A Simple Week-By-Week Snapshot
Let me condense this into a rough month after your interview:
| Period | Event |
|---|---|
| Week 1 - Day 0-1 | Debrief, brain dump, basic ratings |
| Week 1 - Day 1-2 | Thank-you emails, formal notes |
| Week 1 - Day 3-7 | Cross-interview reflection, pattern spotting |
| Weeks 2-3 - Track statuses | Update spreadsheet, note timelines |
| Weeks 2-3 - Emotional pacing | Limit obsessive portal checks |
| Weeks 2-3 - Letters if allowed | Consider LOI/LOIntent for top choice |
| Week 4+ - Reapp planning | Honest self-assessment, identify upgrades |
| Week 4+ - Story bank | Write out key experiences for future use |
And a quick sense check: if it has been 4+ weeks since your interview, the portal is silent, and the school’s stated timeline has passed, mentally move that school to “unlikely” while still leaving room for waitlist or delayed decisions. Prepare emotionally for that possibility now instead of pretending everything is still wide open.
One More Piece: Notes Specifically for Future-Cycle Interviews
You are in a rare position right now: you remember what interview day actually feels like. Use it.
Capture “process” lessons
Write down:
- What time of day you performed best (morning vs afternoon).
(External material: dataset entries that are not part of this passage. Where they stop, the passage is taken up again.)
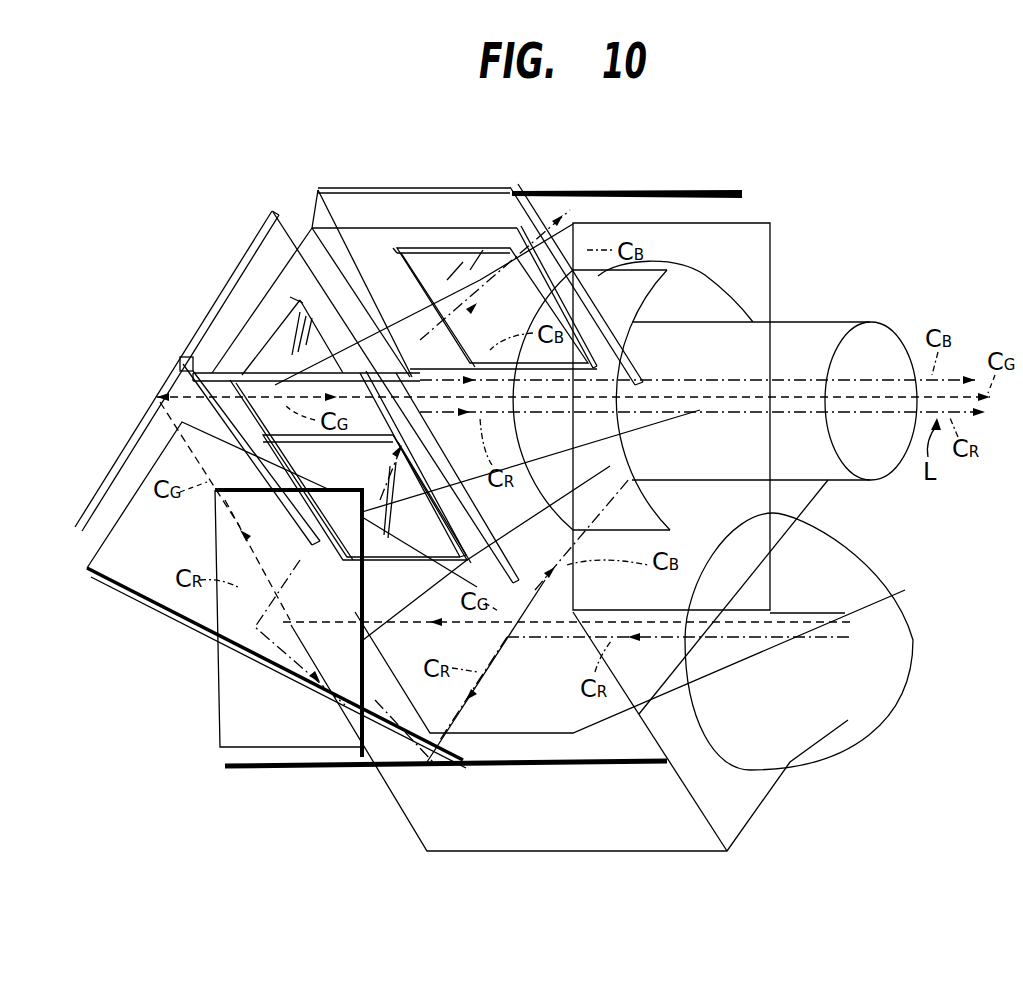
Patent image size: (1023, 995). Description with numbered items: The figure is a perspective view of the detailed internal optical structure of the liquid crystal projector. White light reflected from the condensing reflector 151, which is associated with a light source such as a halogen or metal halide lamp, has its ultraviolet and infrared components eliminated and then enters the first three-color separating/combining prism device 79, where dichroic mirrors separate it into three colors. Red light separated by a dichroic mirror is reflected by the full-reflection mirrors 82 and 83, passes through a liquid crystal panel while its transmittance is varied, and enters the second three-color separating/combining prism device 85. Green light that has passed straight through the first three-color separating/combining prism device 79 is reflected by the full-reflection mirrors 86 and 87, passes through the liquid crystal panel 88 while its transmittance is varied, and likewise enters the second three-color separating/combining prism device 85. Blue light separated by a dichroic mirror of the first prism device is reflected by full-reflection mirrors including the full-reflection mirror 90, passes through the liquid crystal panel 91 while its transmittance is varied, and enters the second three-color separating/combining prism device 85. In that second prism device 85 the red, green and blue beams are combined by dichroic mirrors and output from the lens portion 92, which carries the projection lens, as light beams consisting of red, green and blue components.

The first three-color separating/combining prism device 79 is at (450, 856).
The full-reflection mirror 82 is at (266, 770).
The full-reflection mirror 83 is at (217, 703).
The second three-color separating/combining prism device 85 is at (311, 216).
The full-reflection mirror 86 is at (148, 600).
The full-reflection mirror 87 is at (160, 377).
The liquid crystal panel 88 is at (265, 335).
The full-reflection mirror 90 is at (597, 220).
The liquid crystal panel 91 is at (435, 247).
The lens portion 92 is at (827, 312).
The condensing reflector 151 is at (850, 723).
- What breakfast / routine helped you feel steady.
- Tech issues you had in virtual formats and how to avoid them.
- Clothing that was actually comfortable for a full day.
It sounds trivial. It is not. The applicants who treat themselves like athletes on game day do better over time.
Document your question list
Every interview day, you probably asked some version of:
- “What kind of student thrives here?”
- “How are struggling students supported?”
- “What changes are you most excited about in the curriculum?”
Which ones got you useful answers? Which ones were met with empty platitudes?
Create two lists:
- Questions that generated real, concrete information. Keep those.
- Questions that led nowhere. Replace those next time.
You will not remember this nuance a year from now without writing it down.
FAQ (Exactly 2 Questions)
1. If I did poorly in an interview, should I address it in any follow-up communication?
No. Do not email to apologize for a bad answer or to “clarify” statements unless you made a genuine factual error with real consequences (for example, misrepresenting a publication or misstating a serious fact). Interviewers expect imperfection. Over-focusing on your own worst moment just highlights it. Use your follow-up to reinforce fit and interest, not to re-litigate the conversation.
2. How many schools should I send letters of intent or strong interest to?
Exactly one for a true Letter of Intent. That is the point—you are telling that school you will attend if accepted. Sending multiple LOIs is dishonest and, frankly, unprofessional. Letters of Interest (more general “I am very interested” notes) can go to a few top programs, if their policies allow and you actually have specific reasons. Quality and specificity matter more than volume.
Today, your next step is simple: open a new document titled “Post-Interview Notes – [School Name]” and spend 15 uninterrupted minutes dumping everything you remember from your most recent interview day—questions, people, impressions. Time yourself. Do it before you forget the details you will desperately wish you still had six months from now.